With Young Children
The Waldorf approach offers many rich and beautiful ideas for celebrating the round of the year. Young children thrive on the magic and excitement of holiday traditions. They also love anticipation. One of the first things about creating holiday traditions in your family can be paying close attention to the build up. All of it can be special. The way the house is prepared. The food that is cooked or the music played. Your children can be included in all of it.
One of the keys to remember is that young children like to do things the same exact way over and over again. Keep that in mind as you plan what you want to do for the celebration, you will probably be asked to do it the same way the following year…and yes, they will remember.
I like to think of the dining room table as the center, or heart, of my own home. Some families have a small alter in their home. I have my table. Most family holiday celebrations happen around a special meal, so the table is a good place to start.
For a Spring Celebration I would start slowly, maybe weeks before, with a simple vase of new spring flowers. Growing grass seed or wheat grass seed in a basket, (with a plant saucer in it), can be a nice alternative to “Easter grass” that you buy at the store. Even very young children can be responsible to keep the grass seed watered, (a spray bottle or mister works well for this). Slowly eggs and nests start to appear and then an egg tree, all laid out on a spring green silk.
Young children love to celebrate things close to their own direct experience. Flowers blooming, grass coming up and turning green, eggs and nests everywhere….these things are miraculous to young children. There is little need to purchase any extra “stuff” to create a beautiful festival. So much can be gathered from your environment. There is also the consideration of the expectation that you establish as part of your tradition. If your family celebrates every Holiday by giving elaborate gifts, that will be what your children expect the holiday to be.
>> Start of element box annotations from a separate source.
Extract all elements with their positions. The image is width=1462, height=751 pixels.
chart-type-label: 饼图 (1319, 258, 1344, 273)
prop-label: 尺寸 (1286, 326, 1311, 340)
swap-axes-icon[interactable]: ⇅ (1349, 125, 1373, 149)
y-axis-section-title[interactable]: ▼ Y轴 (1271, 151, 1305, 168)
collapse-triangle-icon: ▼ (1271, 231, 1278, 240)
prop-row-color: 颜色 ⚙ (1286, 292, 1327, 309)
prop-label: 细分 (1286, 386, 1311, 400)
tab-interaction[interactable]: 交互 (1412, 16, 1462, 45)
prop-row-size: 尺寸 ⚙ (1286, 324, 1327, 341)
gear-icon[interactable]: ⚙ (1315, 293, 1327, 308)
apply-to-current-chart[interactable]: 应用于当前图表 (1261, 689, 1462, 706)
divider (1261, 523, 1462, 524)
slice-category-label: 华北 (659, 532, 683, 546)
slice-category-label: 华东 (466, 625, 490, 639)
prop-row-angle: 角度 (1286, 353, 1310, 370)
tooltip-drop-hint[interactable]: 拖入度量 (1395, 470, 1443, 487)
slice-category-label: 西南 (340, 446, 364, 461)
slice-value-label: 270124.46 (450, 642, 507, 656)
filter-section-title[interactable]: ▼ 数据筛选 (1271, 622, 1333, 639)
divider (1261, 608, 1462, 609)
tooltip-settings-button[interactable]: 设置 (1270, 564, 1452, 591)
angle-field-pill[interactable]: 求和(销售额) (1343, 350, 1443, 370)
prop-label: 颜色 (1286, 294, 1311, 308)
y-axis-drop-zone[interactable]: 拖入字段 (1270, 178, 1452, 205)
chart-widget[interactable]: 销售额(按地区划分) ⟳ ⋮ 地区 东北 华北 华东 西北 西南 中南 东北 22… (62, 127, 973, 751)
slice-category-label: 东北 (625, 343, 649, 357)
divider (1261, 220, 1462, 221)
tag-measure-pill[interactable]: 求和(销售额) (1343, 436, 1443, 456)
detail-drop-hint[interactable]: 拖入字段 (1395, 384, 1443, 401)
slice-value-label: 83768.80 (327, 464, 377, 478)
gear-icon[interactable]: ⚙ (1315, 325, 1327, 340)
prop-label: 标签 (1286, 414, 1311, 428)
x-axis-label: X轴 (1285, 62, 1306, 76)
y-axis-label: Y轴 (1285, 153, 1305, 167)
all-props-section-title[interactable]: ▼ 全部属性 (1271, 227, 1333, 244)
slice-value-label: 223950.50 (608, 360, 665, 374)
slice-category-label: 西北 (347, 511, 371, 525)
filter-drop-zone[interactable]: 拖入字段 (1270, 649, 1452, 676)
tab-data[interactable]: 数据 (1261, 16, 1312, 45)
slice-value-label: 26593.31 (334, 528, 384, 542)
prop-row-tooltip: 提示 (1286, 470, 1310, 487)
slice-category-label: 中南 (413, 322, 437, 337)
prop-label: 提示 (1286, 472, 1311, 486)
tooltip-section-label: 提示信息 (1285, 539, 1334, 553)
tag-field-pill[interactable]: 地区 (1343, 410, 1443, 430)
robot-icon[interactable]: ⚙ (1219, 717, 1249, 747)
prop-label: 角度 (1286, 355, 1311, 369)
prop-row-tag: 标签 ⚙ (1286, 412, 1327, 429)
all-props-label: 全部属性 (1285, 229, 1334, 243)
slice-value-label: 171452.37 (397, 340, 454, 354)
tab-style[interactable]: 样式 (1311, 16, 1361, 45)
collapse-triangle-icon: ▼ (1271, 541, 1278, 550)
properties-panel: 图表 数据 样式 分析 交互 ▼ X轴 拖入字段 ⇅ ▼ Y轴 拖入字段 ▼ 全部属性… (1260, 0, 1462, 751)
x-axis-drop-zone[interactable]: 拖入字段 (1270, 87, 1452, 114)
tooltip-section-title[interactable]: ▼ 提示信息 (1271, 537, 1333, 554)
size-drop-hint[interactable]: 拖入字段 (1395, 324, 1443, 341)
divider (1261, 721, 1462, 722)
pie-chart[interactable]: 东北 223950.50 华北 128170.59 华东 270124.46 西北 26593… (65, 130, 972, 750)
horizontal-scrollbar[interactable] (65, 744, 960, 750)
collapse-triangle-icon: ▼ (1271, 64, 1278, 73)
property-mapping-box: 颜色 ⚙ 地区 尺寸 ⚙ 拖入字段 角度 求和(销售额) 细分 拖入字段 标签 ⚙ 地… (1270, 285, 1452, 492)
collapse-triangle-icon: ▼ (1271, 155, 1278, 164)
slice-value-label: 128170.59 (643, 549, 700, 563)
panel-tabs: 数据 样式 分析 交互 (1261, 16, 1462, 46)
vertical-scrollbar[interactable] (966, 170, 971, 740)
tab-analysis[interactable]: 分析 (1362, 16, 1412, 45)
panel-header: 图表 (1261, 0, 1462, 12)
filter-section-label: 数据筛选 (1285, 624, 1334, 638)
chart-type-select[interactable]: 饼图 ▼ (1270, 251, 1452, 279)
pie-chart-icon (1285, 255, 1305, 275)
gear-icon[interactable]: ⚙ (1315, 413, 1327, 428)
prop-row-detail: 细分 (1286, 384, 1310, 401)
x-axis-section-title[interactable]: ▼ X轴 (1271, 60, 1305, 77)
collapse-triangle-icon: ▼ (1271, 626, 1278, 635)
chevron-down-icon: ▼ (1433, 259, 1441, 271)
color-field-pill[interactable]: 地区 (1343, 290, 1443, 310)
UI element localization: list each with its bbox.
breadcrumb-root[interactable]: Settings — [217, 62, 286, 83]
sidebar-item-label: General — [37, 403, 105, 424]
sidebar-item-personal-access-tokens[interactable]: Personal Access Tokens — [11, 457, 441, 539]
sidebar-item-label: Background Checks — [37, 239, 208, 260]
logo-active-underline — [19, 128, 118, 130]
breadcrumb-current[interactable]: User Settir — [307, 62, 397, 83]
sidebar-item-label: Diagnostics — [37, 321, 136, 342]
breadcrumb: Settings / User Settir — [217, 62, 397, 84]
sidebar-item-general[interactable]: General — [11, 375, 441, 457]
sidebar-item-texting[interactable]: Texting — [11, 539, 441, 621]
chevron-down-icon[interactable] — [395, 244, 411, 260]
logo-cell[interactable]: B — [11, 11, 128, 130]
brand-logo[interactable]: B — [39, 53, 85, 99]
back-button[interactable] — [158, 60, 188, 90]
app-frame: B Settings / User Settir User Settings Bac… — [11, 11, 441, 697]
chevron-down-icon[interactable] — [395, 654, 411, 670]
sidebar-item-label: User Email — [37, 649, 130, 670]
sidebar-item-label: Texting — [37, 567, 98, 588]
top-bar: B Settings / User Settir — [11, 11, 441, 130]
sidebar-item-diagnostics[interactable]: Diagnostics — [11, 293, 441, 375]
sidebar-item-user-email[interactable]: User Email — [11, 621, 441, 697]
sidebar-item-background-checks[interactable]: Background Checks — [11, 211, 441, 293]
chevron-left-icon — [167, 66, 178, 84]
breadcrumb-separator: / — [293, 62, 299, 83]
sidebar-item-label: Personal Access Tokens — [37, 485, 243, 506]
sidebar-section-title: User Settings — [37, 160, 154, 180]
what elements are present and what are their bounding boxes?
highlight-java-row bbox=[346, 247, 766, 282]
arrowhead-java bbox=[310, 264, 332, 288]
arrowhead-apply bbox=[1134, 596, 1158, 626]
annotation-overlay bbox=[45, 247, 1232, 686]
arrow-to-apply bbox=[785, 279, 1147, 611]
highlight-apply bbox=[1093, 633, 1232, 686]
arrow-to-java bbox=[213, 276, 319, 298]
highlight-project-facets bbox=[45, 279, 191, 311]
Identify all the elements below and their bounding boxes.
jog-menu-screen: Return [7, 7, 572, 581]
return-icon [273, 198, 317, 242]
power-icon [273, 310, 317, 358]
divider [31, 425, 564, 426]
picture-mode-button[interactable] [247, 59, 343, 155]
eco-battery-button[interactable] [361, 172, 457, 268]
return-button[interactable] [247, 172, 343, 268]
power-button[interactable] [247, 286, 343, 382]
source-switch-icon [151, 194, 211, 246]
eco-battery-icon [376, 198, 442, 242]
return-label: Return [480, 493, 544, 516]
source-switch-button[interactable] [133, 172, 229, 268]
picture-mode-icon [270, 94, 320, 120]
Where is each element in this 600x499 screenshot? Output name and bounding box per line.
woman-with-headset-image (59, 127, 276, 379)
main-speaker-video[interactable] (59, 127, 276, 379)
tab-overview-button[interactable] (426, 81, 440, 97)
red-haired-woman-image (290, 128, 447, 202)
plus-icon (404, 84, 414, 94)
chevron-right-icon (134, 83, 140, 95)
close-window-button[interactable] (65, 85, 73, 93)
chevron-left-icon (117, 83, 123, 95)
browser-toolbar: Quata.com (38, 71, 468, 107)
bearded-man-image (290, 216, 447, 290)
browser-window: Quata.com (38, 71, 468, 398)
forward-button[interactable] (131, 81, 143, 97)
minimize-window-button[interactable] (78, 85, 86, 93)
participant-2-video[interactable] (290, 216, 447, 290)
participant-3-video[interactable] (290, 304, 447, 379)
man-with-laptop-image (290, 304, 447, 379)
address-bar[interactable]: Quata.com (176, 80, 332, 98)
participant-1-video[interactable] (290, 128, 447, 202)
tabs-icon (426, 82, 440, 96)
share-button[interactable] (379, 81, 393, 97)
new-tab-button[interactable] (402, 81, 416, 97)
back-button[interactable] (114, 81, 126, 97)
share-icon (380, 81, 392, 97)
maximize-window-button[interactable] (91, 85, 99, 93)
If the holiday is about something special that you cook together only at that time of the year, or some special songs that you sing together that is what the expectation will be.
I also like to think in terms of complete cycles. I once went to a demonstration where these Tibetan Monks made an amazing and elaborate mandala, out of different colored sand. After it was finished and they said a few prayers over it, they wiped it away, and cleaned off the table that it had been on. The work to build it had taken weeks; it was completely gone in an hour. Their belief was that the mandala was attractive to a particular healing spirit, it would draw the spirit’s attention and the spirit would grant a blessing, but then you had to destroy the mandala, in order to release the spirit or else it would get really angry.
I think that when we create a family holiday or festival it is like that, we create an opening for magic to take place. It is also important to release the magic, to clean everything up, and carefully put it away for next time. This can add to the fun like getting together with friends to have a winter bonfire to burn Christmas trees. When my kids were young, we always smashed up the eggs from the egg tree to make a beautiful multi-colored “magic dust” to help our garden.
From the Waldorf perspective the round of the year can be seen as a breathing process: with the winter solstice as the extreme in-breath, and the summer solstice as the out-breath, the equinoxes, (which literally mean equal night, or the time when day and night are in balance), as the points of balance and rest, in between. The colors we use in the classroom reflect this…deep blues in the winter and bright yellows in the summer. Many stories and song reflect the play of light and dark in the round of the year. Celebrating these is also something from the child’s direct experience.
Light and dark, miracles from the natural world, these themes are universal, something that we all share, festivals based on these can also help to bring us all together, whatever religious or spiritual traditions we follow.